Ganz andere Fragen treiben dafür den Franzosen Abdellatif Kechiche in seinem Wettbewerbsfilm „Mektoub, My Love: Canto Uno“ um. Junge Menschen in Südfrankreich in einem kleinen Badeort Sète während der Sommerferien, eine tunesischstämmige Familie, attraktive Urlauberinnen, die in der Sonne liegen, im Wasser tollen, sich vielfältig amourös betätigen.

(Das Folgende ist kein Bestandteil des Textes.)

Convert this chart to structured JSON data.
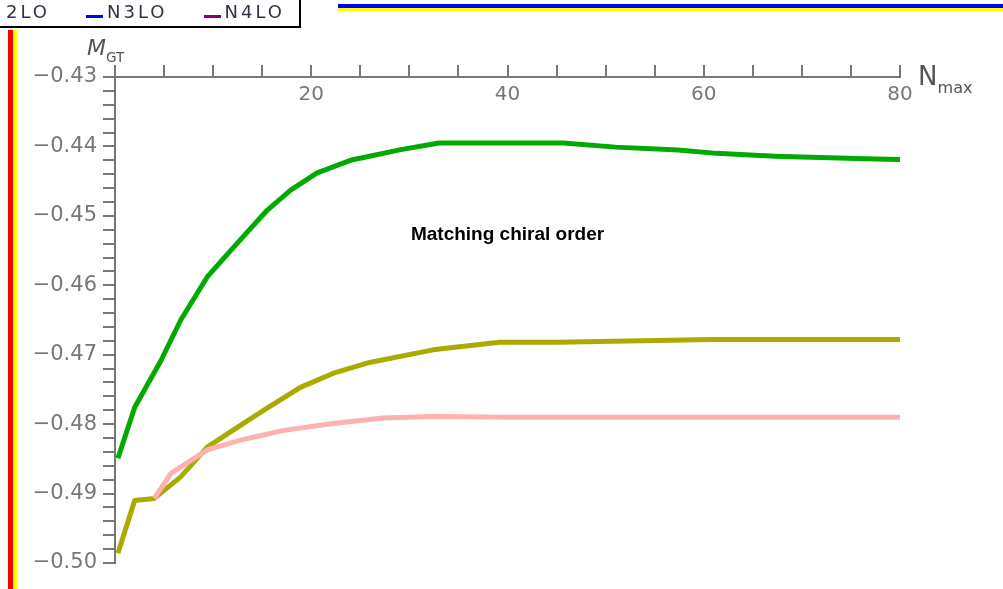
{
  "chart_data": {
    "type": "line",
    "xlabel": "N$_{max}$",
    "ylabel": "M$_{GT}$",
    "marker": "none",
    "annotations": [
      "Matching chiral order",
      "2LO",
      "N3LO",
      "N4LO"
    ],
    "xlim": [
      0,
      80
    ],
    "xticks": [
      {
        "value": 0,
        "label": null
      },
      {
        "value": 5,
        "label": null
      },
      {
        "value": 10,
        "label": null
      },
      {
        "value": 15,
        "label": null
      },
      20,
      {
        "value": 25,
        "label": null
      },
      {
        "value": 30,
        "label": null
      },
      {
        "value": 35,
        "label": null
      },
      40,
      {
        "value": 45,
        "label": null
      },
      {
        "value": 50,
        "label": null
      },
      {
        "value": 55,
        "label": null
      },
      60,
      {
        "value": 65,
        "label": null
      },
      {
        "value": 70,
        "label": null
      },
      {
        "value": 75,
        "label": null
      },
      80
    ],
    "ylim": [
      -0.5,
      -0.43
    ],
    "yticks": [
      {
        "value": -0.5,
        "label": "−0.50"
      },
      {
        "value": -0.498,
        "label": null
      },
      {
        "value": -0.496,
        "label": null
      },
      {
        "value": -0.494,
        "label": null
      },
      {
        "value": -0.492,
        "label": null
      },
      {
        "value": -0.49,
        "label": "−0.49"
      },
      {
        "value": -0.488,
        "label": null
      },
      {
        "value": -0.486,
        "label": null
      },
      {
        "value": -0.484,
        "label": null
      },
      {
        "value": -0.482,
        "label": null
      },
      {
        "value": -0.48,
        "label": "−0.48"
      },
      {
        "value": -0.478,
        "label": null
      },
      {
        "value": -0.476,
        "label": null
      },
      {
        "value": -0.474,
        "label": null
      },
      {
        "value": -0.472,
        "label": null
      },
      {
        "value": -0.47,
        "label": "−0.47"
      },
      {
        "value": -0.468,
        "label": null
      },
      {
        "value": -0.466,
        "label": null
      },
      {
        "value": -0.464,
        "label": null
      },
      {
        "value": -0.462,
        "label": null
      },
      {
        "value": -0.46,
        "label": "−0.46"
      },
      {
        "value": -0.458,
        "label": null
      },
      {
        "value": -0.456,
        "label": null
      },
      {
        "value": -0.454,
        "label": null
      },
      {
        "value": -0.452,
        "label": null
      },
      {
        "value": -0.45,
        "label": "−0.45"
      },
      {
        "value": -0.448,
        "label": null
      },
      {
        "value": -0.446,
        "label": null
      },
      {
        "value": -0.444,
        "label": null
      },
      {
        "value": -0.442,
        "label": null
      },
      {
        "value": -0.44,
        "label": "−0.44"
      },
      {
        "value": -0.438,
        "label": null
      },
      {
        "value": -0.436,
        "label": null
      },
      {
        "value": -0.434,
        "label": null
      },
      {
        "value": -0.432,
        "label": null
      },
      {
        "value": -0.43,
        "label": "−0.43"
      }
    ],
    "series": [
      {
        "color": "#ffb0b0",
        "x": [
          4,
          5.7,
          9.4,
          12.8,
          17.2,
          22.2,
          27.3,
          32.4,
          40,
          50,
          60,
          70,
          80
        ],
        "values": [
          -0.4907,
          -0.4871,
          -0.4837,
          -0.4823,
          -0.4809,
          -0.4799,
          -0.4791,
          -0.4789,
          -0.479,
          -0.479,
          -0.479,
          -0.479,
          -0.479
        ]
      },
      {
        "color": "#aaaa00",
        "x": [
          0.3,
          2,
          4,
          6.7,
          9.4,
          12,
          15.5,
          18.9,
          22.2,
          25.7,
          32.4,
          39.2,
          45,
          61,
          80
        ],
        "values": [
          -0.4986,
          -0.491,
          -0.4907,
          -0.4876,
          -0.4833,
          -0.4809,
          -0.4777,
          -0.4747,
          -0.4727,
          -0.4712,
          -0.4693,
          -0.4682,
          -0.4682,
          -0.4678,
          -0.4678
        ]
      },
      {
        "color": "#00aa00",
        "x": [
          0.3,
          2,
          4.7,
          6.7,
          9.4,
          12.1,
          15.5,
          17.9,
          20.6,
          24,
          29,
          33,
          45.7,
          51,
          57.4,
          61.3,
          67.2,
          77.5,
          80
        ],
        "values": [
          -0.4849,
          -0.4776,
          -0.4708,
          -0.465,
          -0.4588,
          -0.4545,
          -0.4492,
          -0.4463,
          -0.4438,
          -0.442,
          -0.4405,
          -0.4395,
          -0.4395,
          -0.4401,
          -0.4405,
          -0.441,
          -0.4414,
          -0.4418,
          -0.4419
        ]
      }
    ]
  }
}
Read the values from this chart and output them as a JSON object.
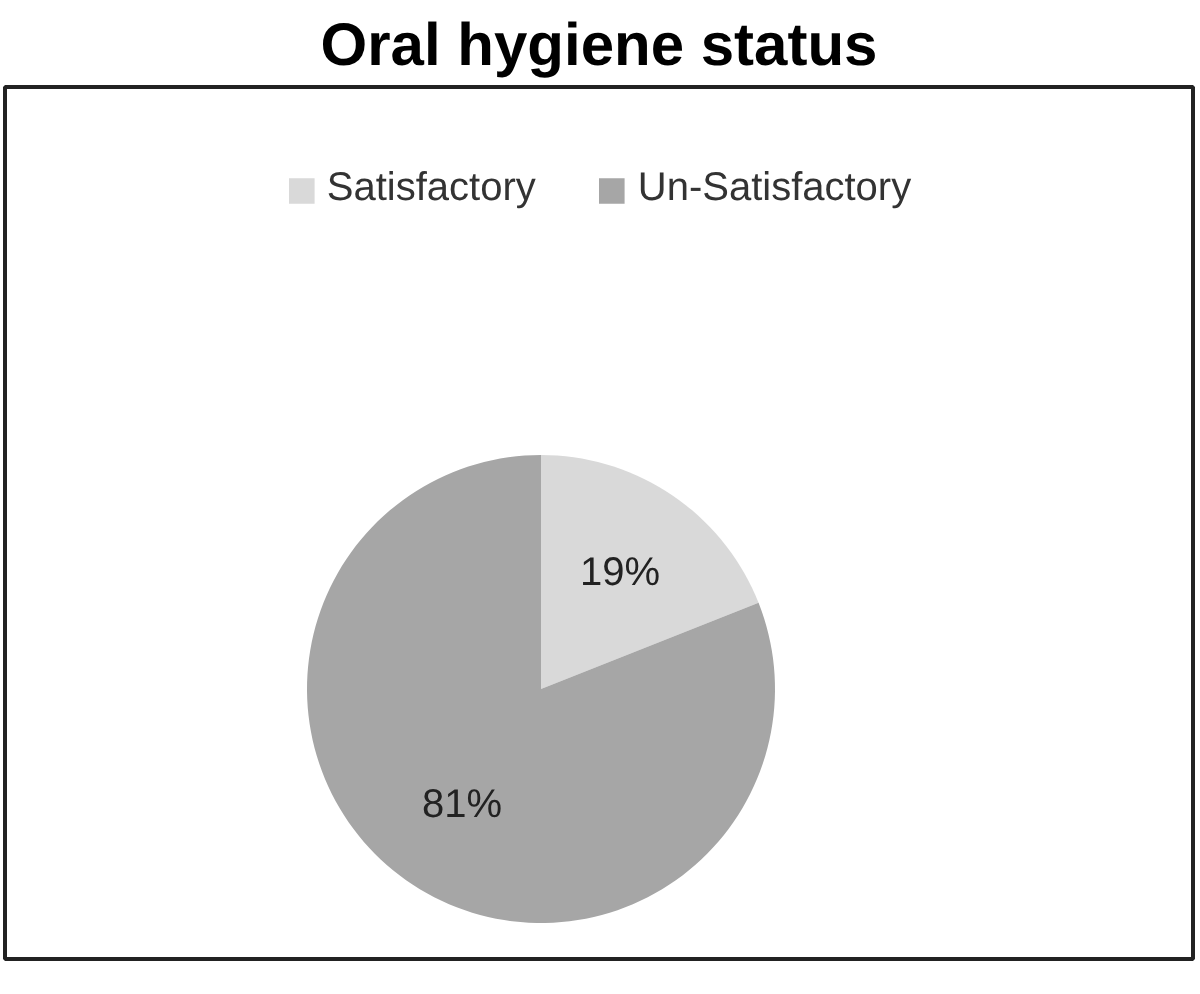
{
  "chart_data": {
    "type": "pie",
    "title": "Oral hygiene status",
    "categories": [
      "Satisfactory",
      "Un-Satisfactory"
    ],
    "values": [
      19,
      81
    ],
    "colors": [
      "#d9d9d9",
      "#a6a6a6"
    ],
    "value_labels": [
      "19%",
      "81%"
    ],
    "legend": "top"
  }
}
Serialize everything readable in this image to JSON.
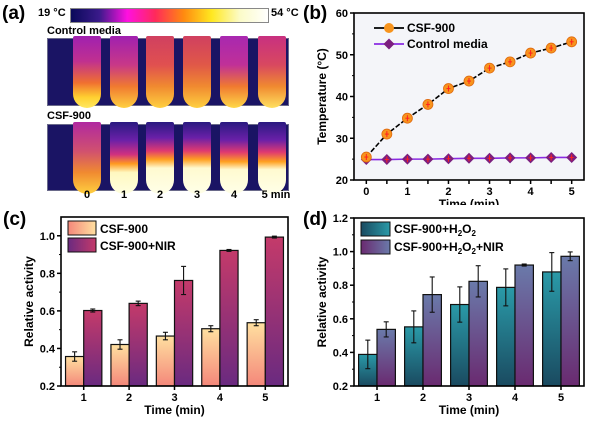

Im Zentrum dieser mit flüchtiger Beiläufigkeit fließenden Coming-of-Age-Erzählung steht Amin (Shaïn Boumédine), der seit Kurzem in Paris lebt, dort Drehbücher schreibt und jetzt die Urlaubszeit bei seiner Familie verbringt.

Die Frauen darin sind zudem keine bloßen Objekte für die sehr maskulin auftretenden Männer, sie sind sich durchaus selbst genug, auch in sexueller Hinsicht

Das Jahr ist 1994, um Amin herum scheinen alle abenteuerlustig. Gleich zu Beginn wird er Zeuge, wie seine beste Freundin Ophélie (Ophélie Bau) Sex mit seinem Cousin hat, eine Affäre, die geheim bleiben soll. Amin selbst scheint hingegen der Einzige zu sein, der zum Geschehen um ihn herum Abstand hält, beobachtet, ohne sich auf das allgemeine Gefühlsdurcheinander einlassen zu wollen.

Mit großer Schaulust bleibt die Kamera immer wieder an Frauenkörpern im Bikini oder beim ausgelassenen Tanzen im Club hängen. Das kann man zu viel des Guten finden. „Mektoub, My Love: Canto Uno“ ist aber nicht unbedingt ein oberflächlicher Film. Die Frauen darin sind zudem keine bloßen Objekte für die sehr maskulin auftretenden Männer, sie sind sich durchaus selbst genug, auch in sexueller Hinsicht.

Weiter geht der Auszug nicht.